Types and heat range

  • Coils: flat coils (high performance) or long spiral (spring-like) coils.
  • Heat range depends on wire size and alloy. Start with the dealer's recommendation and experiment if needed.
  • Flat-coil plugs (e.g., GloBee) often give up to ~500 rpm increase in performance but cost more due to special glass seals.
  • "RC" or "Idle Bar" plugs have a small strap partially covering the coil to shield it from raw fuel at low idle and during transitions. They improve idle reliability but can cost up to ~500 rpm at full throttle in some sport applications.

Reach

  • Reach = thread depth into the engine. Some small engines use short reach; most modern engines use long reach.
  • Reach is specified by the engine manufacturer.
  • In some designs (e.g., certain Cox engines) the glow plug is integral with the cylinder head; the entire head must be replaced to change the plug.
  • Workaround: a long plug plus two extra standard copper glow-plug washers (three total washers) can approximate a short-reach plug in a pinch.

Starting batteries and electrical requirements

  • After the engine starts, each combustion reheats the plug element and sustains ignition; the starting battery can usually be removed with no effect on a running engine.
  • A standard model-engine glow plug requires a DC voltage of at least 1.0 V at the plug. Normally a 1.5–2.0 V DC source is used; excess voltage is dropped in lead wires or a rheostat.
  • Typical glow-plug current draw: about 1.5 to 4.0 amps, depending on coil wire and actual voltage at the plug.
  • The voltage source can be any good battery (dry cell 1.5 V, Ni-Cd 1.2 V per cell packs as appropriate, lead-acid, or an electronic "glow driver" that drops and regulates 12 V down to the proper voltage). Whatever the source, it should maintain a minimum of 1.0 V DC at the plug.
  • Starting sources that incorporate a current meter are highly recommended: they indicate a burned-out plug (no current) or a flooded engine (higher-than-normal current).

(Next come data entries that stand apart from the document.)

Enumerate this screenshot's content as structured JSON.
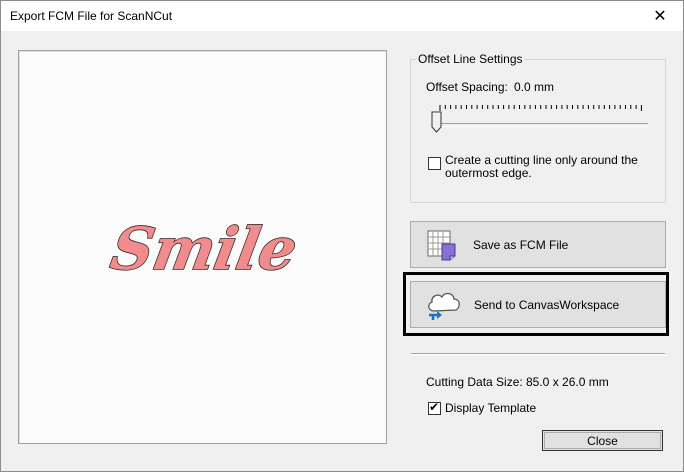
{
  "window": {
    "title": "Export FCM File for ScanNCut",
    "close_glyph": "✕"
  },
  "preview": {
    "text": "Smile",
    "fill_color": "#f08c8e",
    "stroke_color": "#3a2a2a"
  },
  "offset_settings": {
    "group_label": "Offset Line Settings",
    "spacing_label": "Offset Spacing:",
    "spacing_value": "0.0 mm",
    "slider_value": 0,
    "outer_edge_checkbox": {
      "label_line1": "Create a cutting line only around the",
      "label_line2": "outermost edge.",
      "checked": false
    }
  },
  "buttons": {
    "save_fcm": {
      "label": "Save as FCM File",
      "icon": "fcm-file-icon"
    },
    "send_canvas": {
      "label": "Send to CanvasWorkspace",
      "icon": "cloud-upload-icon"
    },
    "close": {
      "label": "Close"
    }
  },
  "info": {
    "cutting_size_label": "Cutting Data Size:",
    "cutting_size_value": "85.0 x 26.0 mm",
    "display_template": {
      "label": "Display Template",
      "checked": true
    }
  }
}
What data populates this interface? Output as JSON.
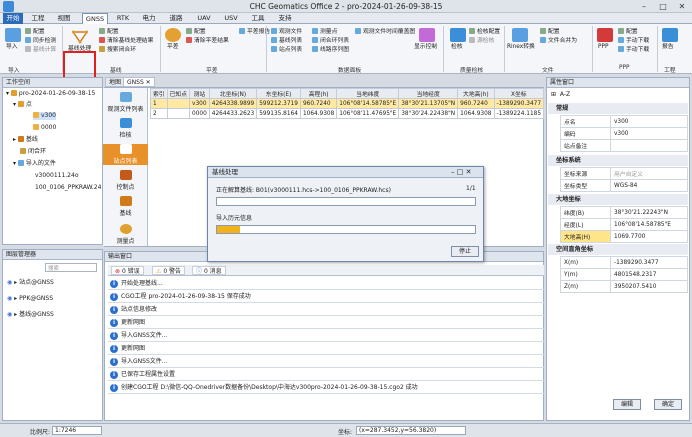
{
  "window": {
    "title": "CHC Geomatics Office 2 - pro-2024-01-26-09-38-15"
  },
  "menu": [
    "开始",
    "工程",
    "视图",
    "GNSS",
    "RTK",
    "电力",
    "道路",
    "UAV",
    "USV",
    "工具",
    "支持"
  ],
  "ribbon": {
    "import": "导入",
    "config": "配置",
    "sync_check": "同步检测",
    "static_calc": "基线计算",
    "baseline_process": "基线处理",
    "clear_baseline_result": "清除基线处理结果",
    "search_loop": "搜索闭合环",
    "adjust": "平差",
    "adj_config": "配置",
    "clear_adj": "清除平差结果",
    "adj_report": "平差报告",
    "view_files": "观测文件",
    "baseline_list": "基线列表",
    "station_list": "站点列表",
    "measure_pts": "测量点",
    "loop_list": "闭合环列表",
    "route_list": "线路序列图",
    "obs_time": "观测文件时间覆盖图",
    "display_ctrl": "显示控制",
    "check": "检核",
    "check_config": "检核配置",
    "source_check": "源检核",
    "rinex": "Rinex转换",
    "ppp_config": "配置",
    "file_save_as": "文件合并为",
    "ppp": "PPP",
    "manual_dl": "手动下载",
    "auto_dl": "手动下载",
    "report": "报告",
    "groups": [
      "导入",
      "基线",
      "平差",
      "数据面板",
      "质量检核",
      "文件",
      "PPP",
      "工程"
    ]
  },
  "project_panel": {
    "title": "工作空间",
    "project": "pro-2024-01-26-09-38-15",
    "points": "点",
    "pt1": "v300",
    "pt2": "0000",
    "baseline": "基线",
    "loop": "闭合环",
    "imported": "导入的文件",
    "file1": "v3000111.24o",
    "file2": "100_0106_PPKRAW.24"
  },
  "layer_panel": {
    "title": "图层管理器",
    "search_placeholder": "搜索",
    "items": [
      "站点@GNSS",
      "PPK@GNSS",
      "基线@GNSS"
    ]
  },
  "tabs": [
    "地图",
    "GNSS"
  ],
  "vtool": [
    "观测文件列表",
    "检核",
    "站点列表",
    "控制点",
    "基线",
    "测量点"
  ],
  "table": {
    "headers": [
      "索引",
      "已知点",
      "测站",
      "北坐标(N)",
      "东坐标(E)",
      "高程(h)",
      "当地纬度",
      "当地经度",
      "大地高(h)",
      "X坐标"
    ],
    "rows": [
      [
        "1",
        "",
        "v300",
        "4264338.9899",
        "599212.3719",
        "960.7240",
        "106°08'14.58785\"E",
        "38°30'21.13705\"N",
        "960.7240",
        "-1389290.3477"
      ],
      [
        "2",
        "",
        "0000",
        "4264433.2623",
        "599135.8164",
        "1064.9308",
        "106°08'11.47695\"E",
        "38°30'24.22438\"N",
        "1064.9308",
        "-1389224.1185"
      ]
    ]
  },
  "dialog": {
    "title": "基线处理",
    "line1": "正在解算基线: B01(v3000111.hcs->100_0106_PPKRAW.hcs)",
    "count": "1/1",
    "progress1": 0,
    "label2": "导入历元信息",
    "progress2": 0.09,
    "stop": "停止"
  },
  "output": {
    "title": "输出窗口",
    "errors": "0 错误",
    "warnings": "0 警告",
    "msgs": "0 消息",
    "lines": [
      "开始处理基线...",
      "CGO工程 pro-2024-01-26-09-38-15 保存成功",
      "站点信息修改",
      "更新网图",
      "导入GNSS文件...",
      "更新网图",
      "导入GNSS文件...",
      "已保存工程属性设置",
      "创建CGO工程 D:\\微信-QQ-Onedriver数据备份\\Desktop\\中海达v300pro-2024-01-26-09-38-15.cgo2 成功"
    ]
  },
  "props": {
    "title": "属性窗口",
    "groups": [
      "常规",
      "坐标系统",
      "大地坐标",
      "空间直角坐标"
    ],
    "general": [
      [
        "点名",
        "v300"
      ],
      [
        "编码",
        "v300"
      ],
      [
        "站点备注",
        ""
      ]
    ],
    "coord": [
      [
        "坐标来源",
        "用户自定义"
      ],
      [
        "坐标类型",
        "WGS-84"
      ]
    ],
    "geo": [
      [
        "纬度(B)",
        "38°30'21.22243\"N"
      ],
      [
        "经度(L)",
        "106°08'14.58785\"E"
      ],
      [
        "大地高(H)",
        "1069.7700"
      ]
    ],
    "xyz": [
      [
        "X(m)",
        "-1389290.3477"
      ],
      [
        "Y(m)",
        "4801548.2317"
      ],
      [
        "Z(m)",
        "3950207.5410"
      ]
    ],
    "edit": "编辑",
    "ok": "确定"
  },
  "status": {
    "scale_label": "比例尺:",
    "scale": "1:7246",
    "coord_label": "坐标:",
    "coord": "(x=287.3452,y=56.3820)"
  }
}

Table No. 5: Comparison of Glow Plug Electrical Properties — Amperage Draw @ Plug Voltage

  • Note: voltage is DC measured at plug; plugs checked in un-run condition.

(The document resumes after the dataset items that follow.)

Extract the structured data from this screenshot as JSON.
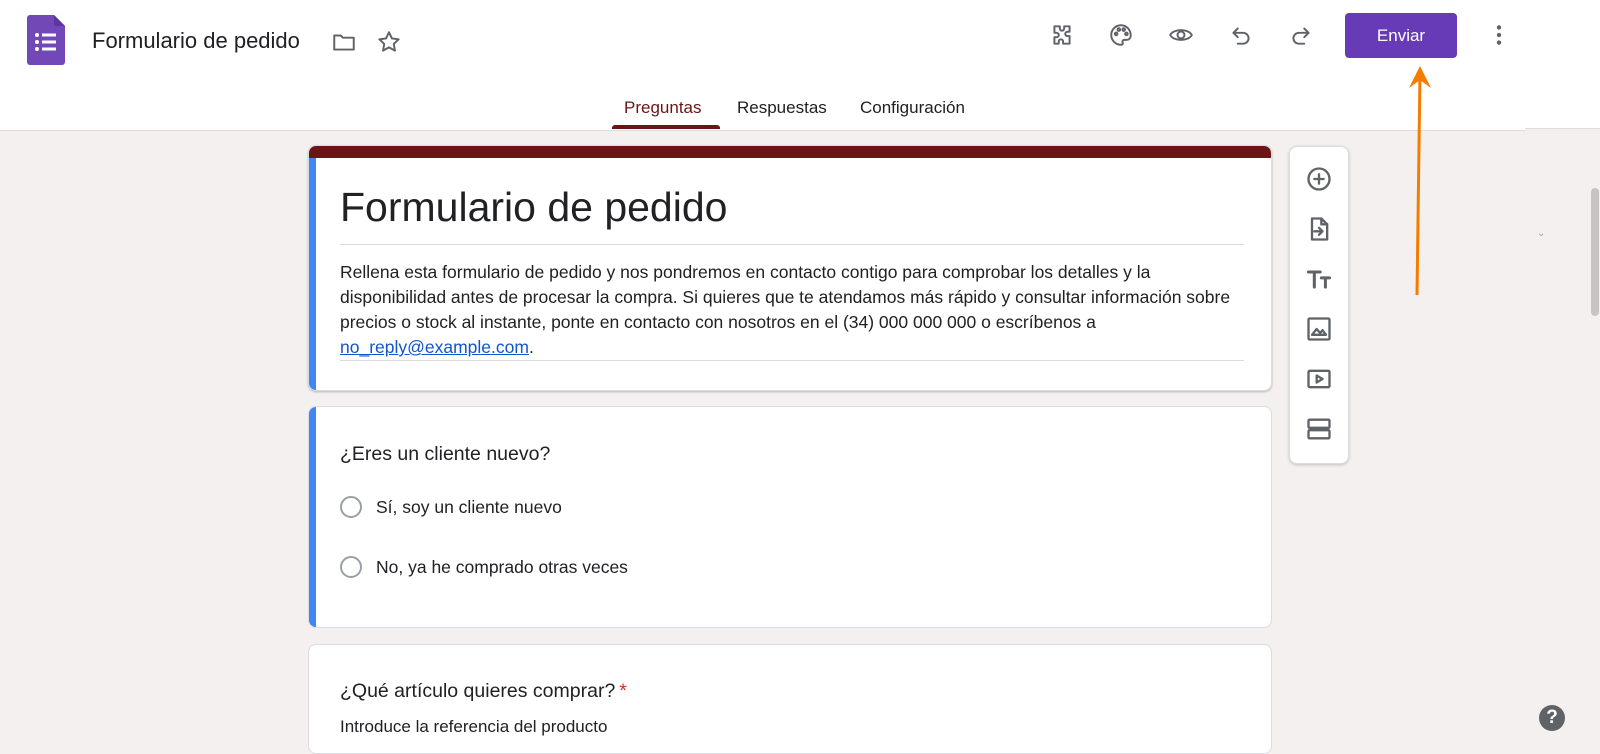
{
  "header": {
    "doc_title": "Formulario de pedido",
    "send_label": "Enviar",
    "icons": [
      "forms-logo-icon",
      "folder-icon",
      "star-icon",
      "addons-icon",
      "palette-icon",
      "preview-eye-icon",
      "undo-icon",
      "redo-icon",
      "more-vert-icon"
    ]
  },
  "tabs": [
    {
      "label": "Preguntas",
      "active": true
    },
    {
      "label": "Respuestas",
      "active": false
    },
    {
      "label": "Configuración",
      "active": false
    }
  ],
  "form": {
    "title": "Formulario de pedido",
    "description": "Rellena esta formulario de pedido y nos pondremos en contacto contigo para comprobar los detalles y la disponibilidad antes de procesar la compra. Si quieres que te atendamos más rápido y consultar información sobre precios o stock al instante, ponte en contacto con nosotros en el (34) 000 000 000 o escríbenos a ",
    "email": "no_reply@example.com",
    "description_end": "."
  },
  "questions": [
    {
      "title": "¿Eres un cliente nuevo?",
      "options": [
        "Sí, soy un cliente nuevo",
        "No, ya he comprado otras veces"
      ]
    },
    {
      "title": "¿Qué artículo quieres comprar?",
      "required_mark": "*",
      "subtitle": "Introduce la referencia del producto"
    }
  ],
  "toolbar": {
    "tools": [
      "add-question-icon",
      "import-questions-icon",
      "add-title-icon",
      "add-image-icon",
      "add-video-icon",
      "add-section-icon"
    ]
  },
  "help": {
    "label": "?"
  },
  "colors": {
    "accent": "#673ab7",
    "theme": "#6b1516",
    "focus": "#4285f4",
    "background": "#f4f0ef",
    "arrow": "#f57c00"
  }
}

Mfg'r. / Model .......... 1.0V ...... 1.5V

  • Fireball Hot (Mot.) ... 1.11 ...... 1.47
  • Fireball Med. ......... 1.42 ...... 1.89
  • K&B Cool ............. 1.76 ...... 2.26
  • K&B 1L ............... 1.92 ...... 2.44
  • GloBee ............... 2.65 ...... 3.35
  • Fox Std. RC .......... 1.67 ...... 1.85
  • Fox Std. RC (alt) .... 2.56 ...... 3.30
  • Fox Racing ........... 4.54 ...... 6.32
  • Fox 2V RC ............ 1.23 ...... 1.60
  • Cox .................. 2.75 ...... 3.45

Notes:

  1. All plugs checked in un-run condition.
  2. Voltage is DC volts measured at plug.

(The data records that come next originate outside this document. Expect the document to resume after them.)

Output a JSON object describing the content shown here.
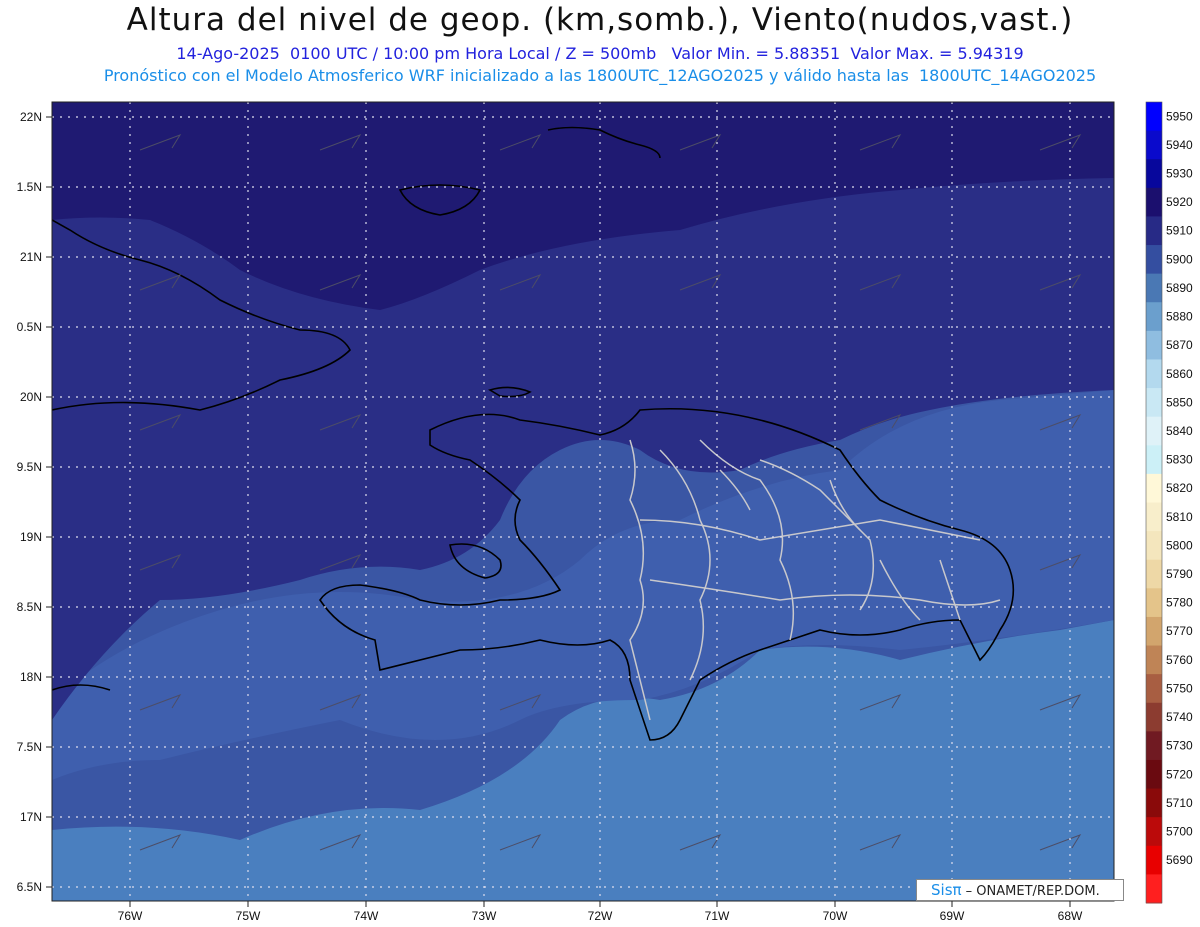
{
  "header": {
    "title": "Altura del nivel de geop. (km,somb.), Viento(nudos,vast.)",
    "line1": "14-Ago-2025  0100 UTC / 10:00 pm Hora Local / Z = 500mb   Valor Min. = 5.88351  Valor Max. = 5.94319",
    "line2": "Pronóstico con el Modelo Atmosferico WRF inicializado a las 1800UTC_12AGO2025 y válido hasta las  1800UTC_14AGO2025"
  },
  "axes": {
    "lat_labels": [
      "22N",
      "1.5N",
      "21N",
      "0.5N",
      "20N",
      "9.5N",
      "19N",
      "8.5N",
      "18N",
      "7.5N",
      "17N",
      "6.5N"
    ],
    "lon_labels": [
      "76W",
      "75W",
      "74W",
      "73W",
      "72W",
      "71W",
      "70W",
      "69W",
      "68W"
    ]
  },
  "colorbar": {
    "levels": [
      "5950",
      "5940",
      "5930",
      "5920",
      "5910",
      "5900",
      "5890",
      "5880",
      "5870",
      "5860",
      "5850",
      "5840",
      "5830",
      "5820",
      "5810",
      "5800",
      "5790",
      "5780",
      "5770",
      "5760",
      "5750",
      "5740",
      "5730",
      "5720",
      "5710",
      "5700",
      "5690"
    ],
    "colors": [
      "#0000ff",
      "#0a0acc",
      "#07079c",
      "#1b0f6e",
      "#272a86",
      "#344ea0",
      "#4a78b4",
      "#6b9fcd",
      "#8fbde0",
      "#b3d9ee",
      "#c9e8f4",
      "#dff2f8",
      "#ccf0f7",
      "#fff8d8",
      "#f8eecb",
      "#f4e6bd",
      "#eed8a6",
      "#e4c48a",
      "#d2a56d",
      "#bf8456",
      "#a85e42",
      "#8c3c30",
      "#701a22",
      "#6a0a10",
      "#8a0a0a",
      "#bb0a0a",
      "#e80000",
      "#ff1f1f"
    ]
  },
  "credit": {
    "logo": "Sisπ",
    "text": " – ONAMET/REP.DOM."
  }
}
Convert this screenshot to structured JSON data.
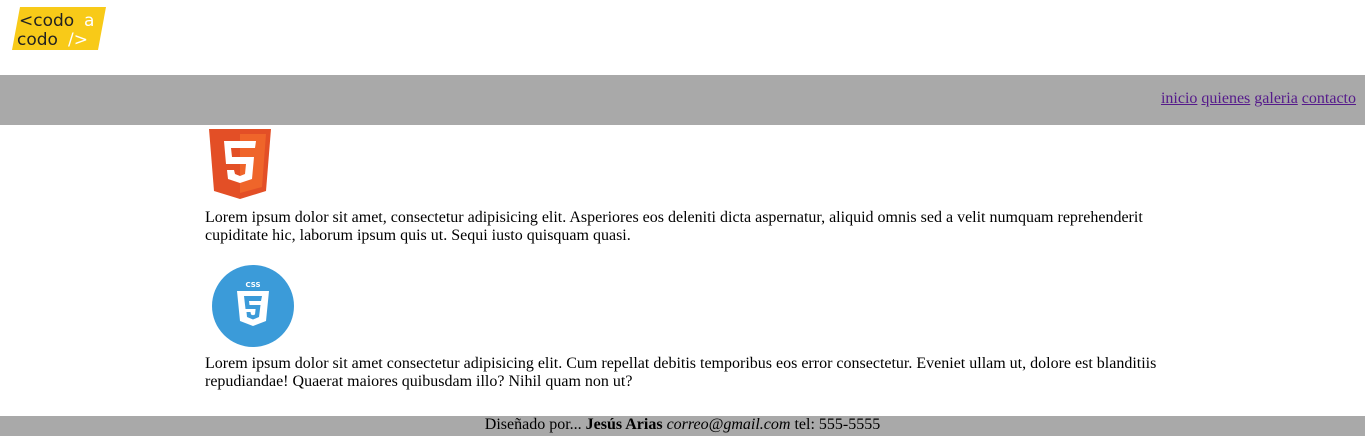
{
  "brand": {
    "logo_line1_left": "<codo",
    "logo_line1_right": "a",
    "logo_line2_left": "codo",
    "logo_line2_right": "/>",
    "logo_color": "#f8ca18"
  },
  "nav": {
    "items": [
      {
        "label": "inicio"
      },
      {
        "label": "quienes"
      },
      {
        "label": "galeria"
      },
      {
        "label": "contacto"
      }
    ],
    "background": "#a9a9a9",
    "link_color": "#551a8b"
  },
  "main": {
    "html5_icon": "html5-logo",
    "paragraph1": "Lorem ipsum dolor sit amet, consectetur adipisicing elit. Asperiores eos deleniti dicta aspernatur, aliquid omnis sed a velit numquam reprehenderit cupiditate hic, laborum ipsum quis ut. Sequi iusto quisquam quasi.",
    "css3_icon": "css3-logo",
    "css3_badge_text": "CSS",
    "paragraph2": "Lorem ipsum dolor sit amet consectetur adipisicing elit. Cum repellat debitis temporibus eos error consectetur. Eveniet ullam ut, dolore est blanditiis repudiandae! Quaerat maiores quibusdam illo? Nihil quam non ut?"
  },
  "footer": {
    "prefix": "Diseñado por... ",
    "author": "Jesús Arias",
    "email": "correo@gmail.com",
    "phone": " tel: 555-5555"
  }
}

Setting voltage and practical tips

  • Excessive voltage will electrically strain or even burn out the plug element and significantly reduce plug life.
  • Rule of thumb: with the same lead wires and connectors you normally use, take a new plug, slowly increase voltage until you see a faint glow in average indoor light (not bright sunlight). Note the control position or meter reading and use that same setting at the flying field.
  • If you don't have a current/voltage control, increasing the length of the lead wires will drop voltage.

Propeller nomenclature

  • Example: a 10-6 propeller — the first number (10) is the diameter in inches; the second number (6) is the pitch, related to blade angle.
  • Pitch = theoretical axial movement of a prop through a solid in one revolution. At a given radius, pitch = 2πR · tan(θ), where R is radius and θ is blade angle.
  • Wood props are machine-contoured from hardwood (e.g., maple), and individual pieces can vary in pitch due to wood grain; molded props are more consistent.
  • Different manufacturers use proprietary blade shapes; two 10-6 props from different makers can show large rpm differences (tests showed variations of up to 2,000 rpm on the same engine).
  • Experiment with different sizes and brands to find what works best; for sport flying prop selection is less critical than in competition, but avoid overloading the engine.
  • Always balance props to minimize vibration and improve engine life and safety. Balancing is easy (sanding on the heavy blade) and prop balancers are inexpensive.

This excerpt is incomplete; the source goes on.